Parmi les raisons pour lesquelles le cash aurait soudainement besoin de disparaître, on compte les arguments habituels tels que son utilisation par les criminels ou la supposée supériorité de la monnaie électronique en matière « d’efficacité ». Certains médias vont même jusqu’à évoquer l’exaspération ressentie en faisant la queue derrière une personne qui effectuerait un fastidieux règlement en argent liquide, alors qu’elle pourrait faire marcher sa monnaie plastique en un rien de temps. La vérité est bien sûr à l’opposé des apparences, bien que la récente introduction des cartes de débit sans contact au Royaume-Uni (qui ont seulement besoin d’être approchées du terminal pour être débitée) ait accéléré le paiement des toutes petites transactions, mais ce n’était jusque-là pas le cas, la lenteur d’une transaction par carte bancaire comparée à une par argent liquide ayant toujours été la règle.
Un autre prétexte donné en faveur de l’abolition de l’argent liquide est la simplification des renflouements internes des banques, comme cela fut convenu au sommet du G20 à Séoul en 2010 ; si les gens peuvent retirer du liquide des banques, alors il n’est plus possible de leur voler cet argent pour sauver les banques. Les cyniques seront peut-être réceptifs à cet argument, mais la réalité est qu’il n’a aucun sens concret : à Chypre, où le programme du G20 de Séoul fut implémenté en tout premier, les banques furent fermées avant que les dépôts n’eussent pu être confisqués. En Grèce, les banques furent fermées pendant un mois entier et c’est avec ce qu’ils avaient d’argent liquide en poche que les gens survécurent, avant de n’être à nouveau autorisés à en retirer qu’en petites quantités. Ce qui serait advenu si l’argent liquide avait déjà disparu, c’est que cette fermeture des banques grecques sur ordre de la BCE aurait eu un effet bien plus persuasif aux yeux du peuple grec, qui aurait immédiatement cédé aux demandes de la Troïka.
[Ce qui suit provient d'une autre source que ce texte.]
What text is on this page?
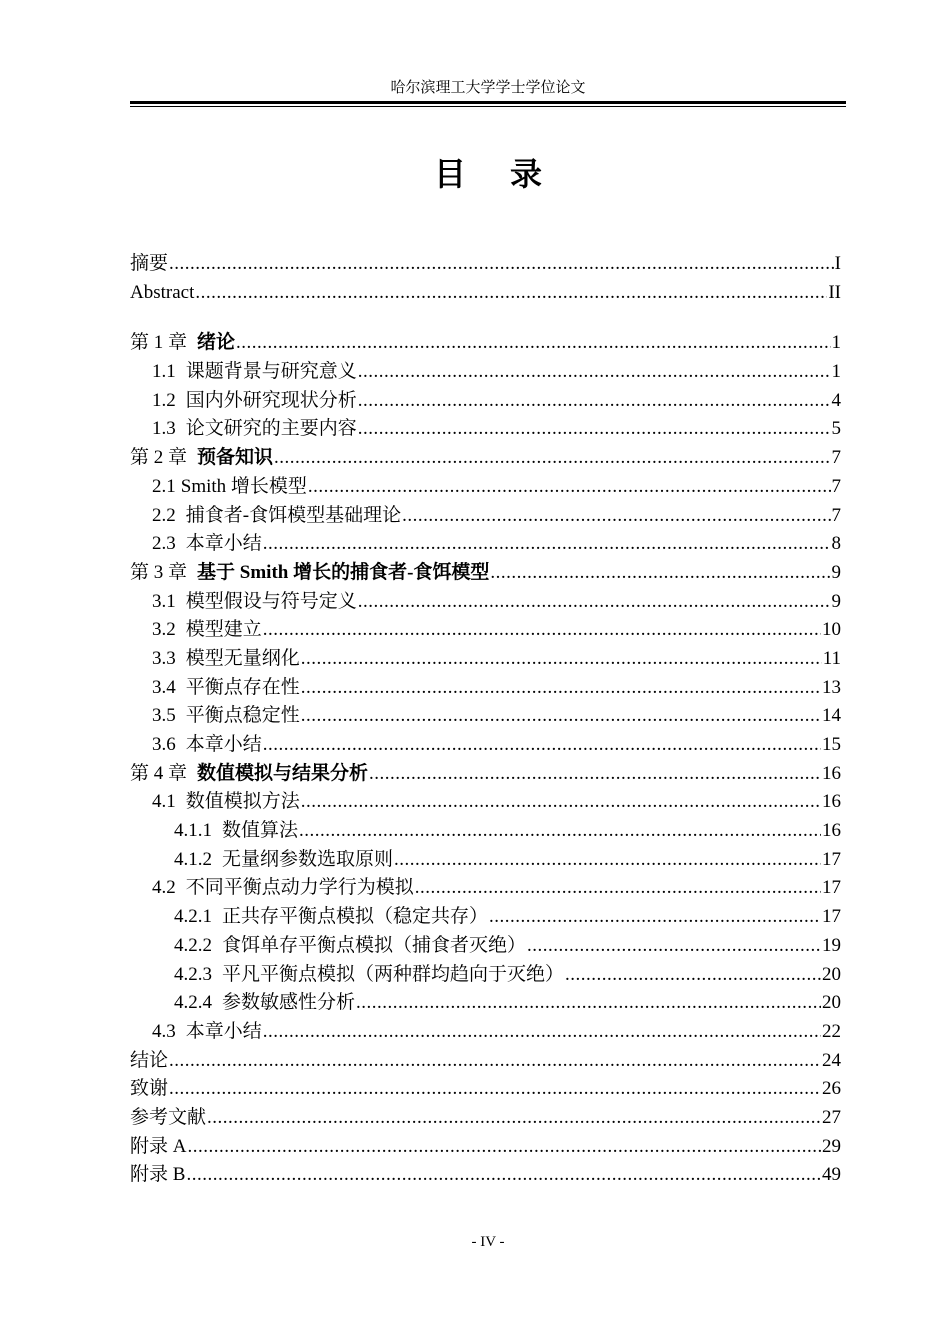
哈尔滨理工大学学士学位论文
目 录
摘要 .....	I
Abstract .....	II
第 1 章 绪论 .....	1
1.1 课题背景与研究意义 .....	1
1.2 国内外研究现状分析 .....	4
1.3 论文研究的主要内容 .....	5
第 2 章 预备知识 .....	7
2.1 Smith 增长模型 .....	7
2.2 捕食者-食饵模型基础理论 .....	7
2.3 本章小结 .....	8
第 3 章 基于 Smith 增长的捕食者-食饵模型 .....	9
3.1 模型假设与符号定义 .....	9
3.2 模型建立 .....	10
3.3 模型无量纲化 .....	11
3.4 平衡点存在性 .....	13
3.5 平衡点稳定性 .....	14
3.6 本章小结 .....	15
第 4 章 数值模拟与结果分析 .....	16
4.1 数值模拟方法 .....	16
4.1.1 数值算法 .....	16
4.1.2 无量纲参数选取原则 .....	17
4.2 不同平衡点动力学行为模拟 .....	17
4.2.1 正共存平衡点模拟（稳定共存） .....	17
4.2.2 食饵单存平衡点模拟（捕食者灭绝） .....	19
4.2.3 平凡平衡点模拟（两种群均趋向于灭绝） .....	20
4.2.4 参数敏感性分析 .....	20
4.3 本章小结 .....	22
结论 .....	24
致谢 .....	26
参考文献 .....	27
附录 A .....	29
附录 B .....	49
- IV -
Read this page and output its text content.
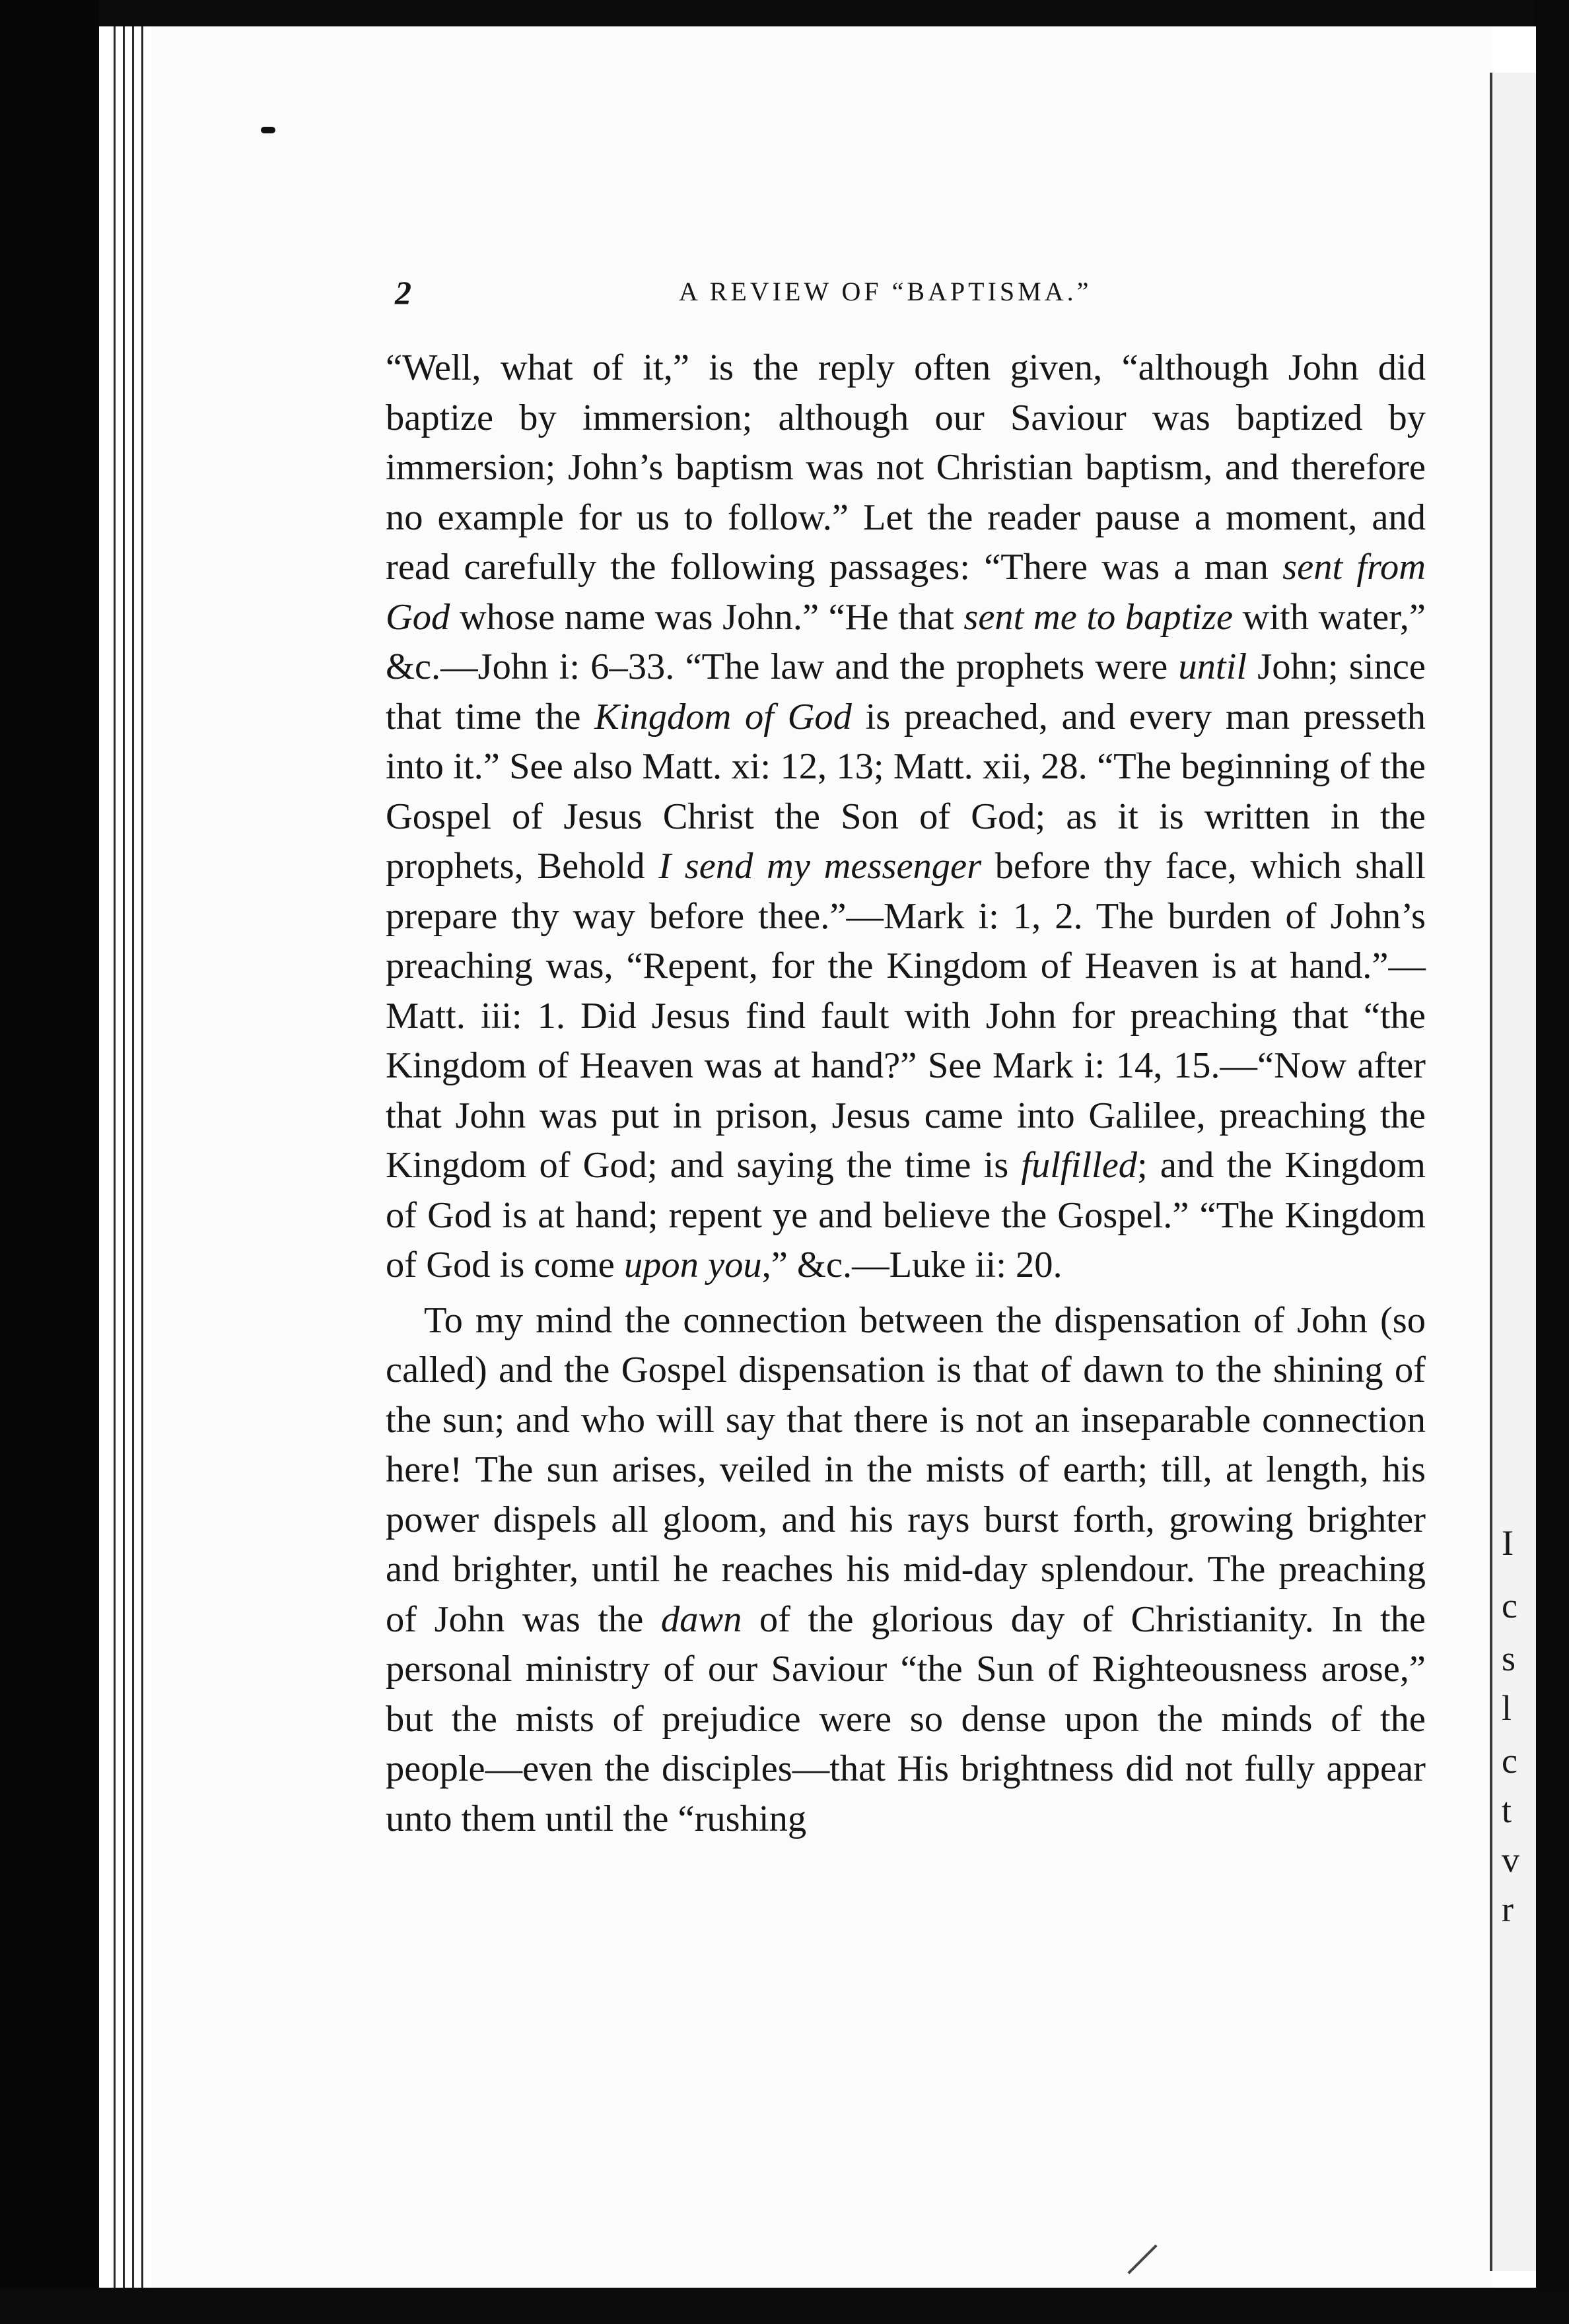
I
c
s
l
c
t
v
r
2	A REVIEW OF “BAPTISMA.”

“Well, what of it,” is the reply often given, “although John did baptize by immersion; although our Saviour was baptized by immersion; John’s baptism was not Christian baptism, and therefore no example for us to follow.” Let the reader pause a moment, and read carefully the following passages: “There was a man sent from God whose name was John.” “He that sent me to baptize with water,” &c.—John i: 6–33. “The law and the prophets were until John; since that time the Kingdom of God is preached, and every man presseth into it.” See also Matt. xi: 12, 13; Matt. xii, 28. “The beginning of the Gospel of Jesus Christ the Son of God; as it is written in the prophets, Behold I send my messenger before thy face, which shall prepare thy way before thee.”—Mark i: 1, 2. The burden of John’s preaching was, “Repent, for the Kingdom of Heaven is at hand.”—Matt. iii: 1. Did Jesus find fault with John for preaching that “the Kingdom of Heaven was at hand?” See Mark i: 14, 15.—“Now after that John was put in prison, Jesus came into Galilee, preaching the Kingdom of God; and saying the time is fulfilled; and the Kingdom of God is at hand; repent ye and believe the Gospel.” “The Kingdom of God is come upon you,” &c.—Luke ii: 20.

To my mind the connection between the dispensation of John (so called) and the Gospel dispensation is that of dawn to the shining of the sun; and who will say that there is not an inseparable connection here! The sun arises, veiled in the mists of earth; till, at length, his power dispels all gloom, and his rays burst forth, growing brighter and brighter, until he reaches his mid-day splendour. The preaching of John was the dawn of the glorious day of Christianity. In the personal ministry of our Saviour “the Sun of Righteousness arose,” but the mists of prejudice were so dense upon the minds of the people—even the disciples—that His brightness did not fully appear unto them until the “rushing
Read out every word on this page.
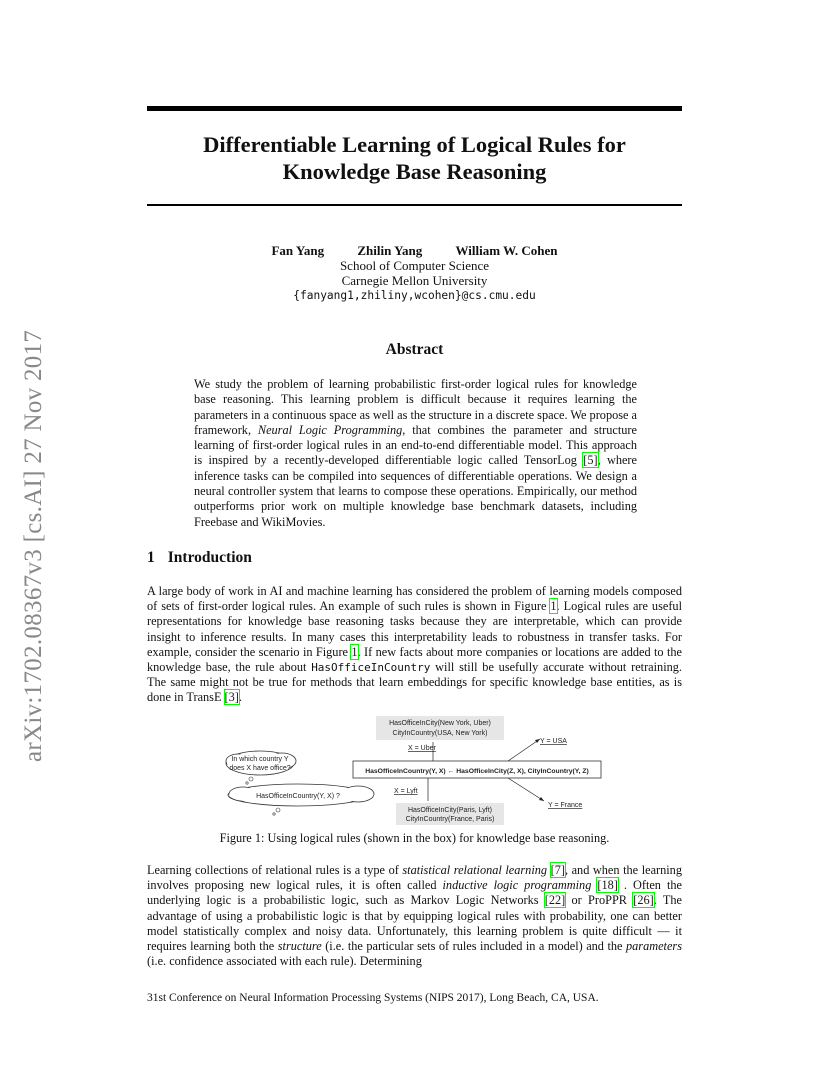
arXiv:1702.08367v3 [cs.AI] 27 Nov 2017
Differentiable Learning of Logical Rules for
Knowledge Base Reasoning
Fan Yang	Zhilin Yang	William W. Cohen
School of Computer Science
Carnegie Mellon University
{fanyang1,zhiliny,wcohen}@cs.cmu.edu
Abstract

We study the problem of learning probabilistic first-order logical rules for knowledge base reasoning. This learning problem is difficult because it requires learning the parameters in a continuous space as well as the structure in a discrete space. We propose a framework, Neural Logic Programming, that combines the parameter and structure learning of first-order logical rules in an end-to-end differentiable model. This approach is inspired by a recently-developed differentiable logic called TensorLog [5], where inference tasks can be compiled into sequences of differentiable operations. We design a neural controller system that learns to compose these operations. Empirically, our method outperforms prior work on multiple knowledge base benchmark datasets, including Freebase and WikiMovies.

1 Introduction

A large body of work in AI and machine learning has considered the problem of learning models composed of sets of first-order logical rules. An example of such rules is shown in Figure 1. Logical rules are useful representations for knowledge base reasoning tasks because they are interpretable, which can provide insight to inference results. In many cases this interpretability leads to robustness in transfer tasks. For example, consider the scenario in Figure 1. If new facts about more companies or locations are added to the knowledge base, the rule about HasOfficeInCountry will still be usefully accurate without retraining. The same might not be true for methods that learn embeddings for specific knowledge base entities, as is done in TransE [3].

HasOfficeInCity(New York, Uber)
CityInCountry(USA, New York)
HasOfficeInCity(Paris, Lyft)
CityInCountry(France, Paris)
HasOfficeInCountry(Y, X) ← HasOfficeInCity(Z, X), CityInCountry(Y, Z)
X = Uber
X = Lyft
Y = USA
Y = France
In which country Y
does X have office?
HasOfficeInCountry(Y, X) ?

Figure 1: Using logical rules (shown in the box) for knowledge base reasoning.

Learning collections of relational rules is a type of statistical relational learning [7], and when the learning involves proposing new logical rules, it is often called inductive logic programming [18] . Often the underlying logic is a probabilistic logic, such as Markov Logic Networks [22] or ProPPR [26]. The advantage of using a probabilistic logic is that by equipping logical rules with probability, one can better model statistically complex and noisy data. Unfortunately, this learning problem is quite difficult — it requires learning both the structure (i.e. the particular sets of rules included in a model) and the parameters (i.e. confidence associated with each rule). Determining

31st Conference on Neural Information Processing Systems (NIPS 2017), Long Beach, CA, USA.
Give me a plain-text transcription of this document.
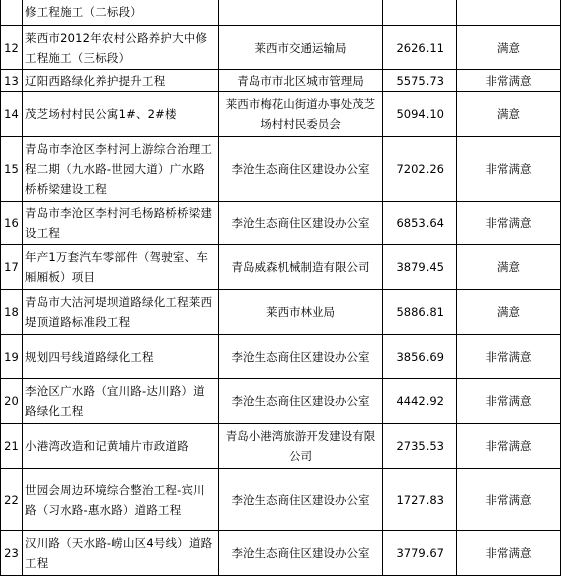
	修工程施工（二标段）			
12	莱西市2012年农村公路养护大中修工程施工（三标段）	莱西市交通运输局	2626.11	满意
13	辽阳西路绿化养护提升工程	青岛市市北区城市管理局	5575.73	非常满意
14	茂芝场村村民公寓1#、2#楼	莱西市梅花山街道办事处茂芝场村村民委员会	5094.10	满意
15	青岛市李沧区李村河上游综合治理工程二期（九水路-世园大道）广水路桥桥梁建设工程	李沧生态商住区建设办公室	7202.26	非常满意
16	青岛市李沧区李村河毛杨路桥桥梁建设工程	李沧生态商住区建设办公室	6853.64	非常满意
17	年产1万套汽车零部件（驾驶室、车厢厢板）项目	青岛威森机械制造有限公司	3879.45	满意
18	青岛市大沽河堤坝道路绿化工程莱西堤顶道路标准段工程	莱西市林业局	5886.81	满意
19	规划四号线道路绿化工程	李沧生态商住区建设办公室	3856.69	非常满意
20	李沧区广水路（宜川路-达川路）道路绿化工程	李沧生态商住区建设办公室	4442.92	非常满意
21	小港湾改造和记黄埔片市政道路	青岛小港湾旅游开发建设有限公司	2735.53	非常满意
22	世园会周边环境综合整治工程-宾川路（习水路-惠水路）道路工程	李沧生态商住区建设办公室	1727.83	非常满意
23	汉川路（天水路-崂山区4号线）道路工程	李沧生态商住区建设办公室	3779.67	非常满意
Quant à la Bank of England, la principale justification qu’elle donne à son souhait d’abolir l’argent liquide est qu’elle entend stimuler l’économie britannique, et pour ce faire, elle compte sur les taux d’intérêt. Étant donné que les taux sont déjà de zéro, il est tout à fait raisonnable de s’attendre à ce qu’ils entrent désormais en territoire négatif. Cependant, pour que cette politique entre en vigueur, la possibilité de convertir de l’argent électronique en argent liquide doit être supprimée. Si le cash est aboli alors nous pourrons jouir des bienfaits des taux d’intérêt négatifs ; c’est du moins le discours officiel.
Mais cette histoire est tellement pleine de trous qu’il est compliqué de savoir où elle débute. Commençons par nous remémorer que c’est bien la Bank of England qui depuis 2009 n’a cessé de dire que la politique des taux d’intérêt n’était pas un bon outil pour stimuler l’économie, et qu’au lieu de cela elle s’en remettrait à ce qu’elle nommait (à tort) le « quantitative easing ». Alors si c’est vrai, pourquoi soudainement s’intéresser non plus à la quantité mais au coût de la monnaie ? Quelle est cette chose qui rendrait « l’assouplissement des coûts » désormais plus efficace qu’insister sur les quantités ? Ne serait-il pas plus judicieux d’instaurer un véritable quantitative easing, qui étend le pouvoir d’achat dans l’économie de production, comme entre les mains des PME ?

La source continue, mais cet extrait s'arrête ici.